Menurut Hinca, praktik semacam ini sudah tidak bisa ditolerir lagi. Karena berpotensi penyalahgunaan kekuasaan, Hinca berharap ada konsekuensi etis yang dikeluarkan.

"Harapan saya ada dua, pertama Pak Jokowi bisa memberhentikannya atau saudara Andi Taufan sendiri bersedia mundur dari jabatannya, ini gentlemen," kata Hinca.

Belva Delvara

Kemudian, giliran Belva Delvara yang menjadi sorotan publik karena perusahaan Ruangguru yang dipimpinnya dijadikan mitra pemerintah untuk memberi pendampingan kepada para pengangguran melalui program kartu pra kerja.

Keterlibatan Ruangguru dalam dalam pelatihan online Kartu Prakerja dinilai kental dugaan nepotisme dalam penunjukan vendor platform digital. Keterlibatan platform digital itu dapat memicu konflik kepentingan.

Namun, Belva Delvara pun langsung mengklarifikasi bahwa tidak terlibat dan ikut dalam pengambilan keputusan tersebut. Sebab, Belva juga tidak pernah menghadiri rapat mengenai prakerja bersama Kementerian Koordinator Perekonomian dan manajemen pelaksana (PMO).

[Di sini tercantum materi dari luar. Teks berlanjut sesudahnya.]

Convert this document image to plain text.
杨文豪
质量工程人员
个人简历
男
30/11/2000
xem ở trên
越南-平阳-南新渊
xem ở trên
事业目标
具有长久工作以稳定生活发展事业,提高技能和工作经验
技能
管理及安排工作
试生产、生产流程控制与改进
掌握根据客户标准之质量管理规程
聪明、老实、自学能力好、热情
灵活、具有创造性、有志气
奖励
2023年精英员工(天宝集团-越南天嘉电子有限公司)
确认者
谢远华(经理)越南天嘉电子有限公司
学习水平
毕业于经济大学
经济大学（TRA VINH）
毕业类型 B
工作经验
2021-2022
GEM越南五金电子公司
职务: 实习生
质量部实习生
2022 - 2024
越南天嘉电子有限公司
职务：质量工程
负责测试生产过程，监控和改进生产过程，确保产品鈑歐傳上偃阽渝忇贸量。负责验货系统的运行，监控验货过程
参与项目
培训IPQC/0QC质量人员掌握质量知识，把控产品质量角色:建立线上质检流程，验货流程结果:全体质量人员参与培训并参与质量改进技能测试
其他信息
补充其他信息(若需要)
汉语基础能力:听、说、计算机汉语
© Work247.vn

"Saya tidak ikut dalam pengambilan keputusan apapun di program prakerja termasuk besaran anggarannya maupun mekanisme teknisnya. Semua dilakukan independen oleh Kemenko Perekonomian dan Manajemen Pelaksana (PMO)," kata Belva lewat Twitternya.

Bahkan, Belva mengaku siap mengundurkan diri dari jabatan Staf Khusus Presiden. Tapi, ia masih menunggu konfirmasi dari Istana dulu apakah memang ada konflik kepentingan bahwa Ruangguru jadi mitra program kartu prakerja. Padahal, Belva tidak ikut proses seleksi mitra.

"Saya sedang konfirmasi ulang ke Istana apakah memang ada konflik kepentingan. Jika ada, tentu saya siap mundur dari stafsus saat ini juga. Saya tidak mau menyalahi aturan apapun," ujarnya.

Walau tidak ada yang dilanggar secara hukum, sebenarnya demi menghindari persepsi/asumsi, Belva siap dan sudah menawarkan untuk mundur. Namun, keputusan mundur adalah keputusan besar dan harus didiskusikan dengan Istana.

"Jadi mohon dipahami bukan hanya masalah saya mau/tidak. Saya sangat kagum dan hormat kepada Bapak Presiden Joko Widodo, dan sangat berterima kasih atas diberikannya kepercayaan, dan akan berkontribusi semampu saya untuk mendukung beliau memajukan Indonesia," jelas dia.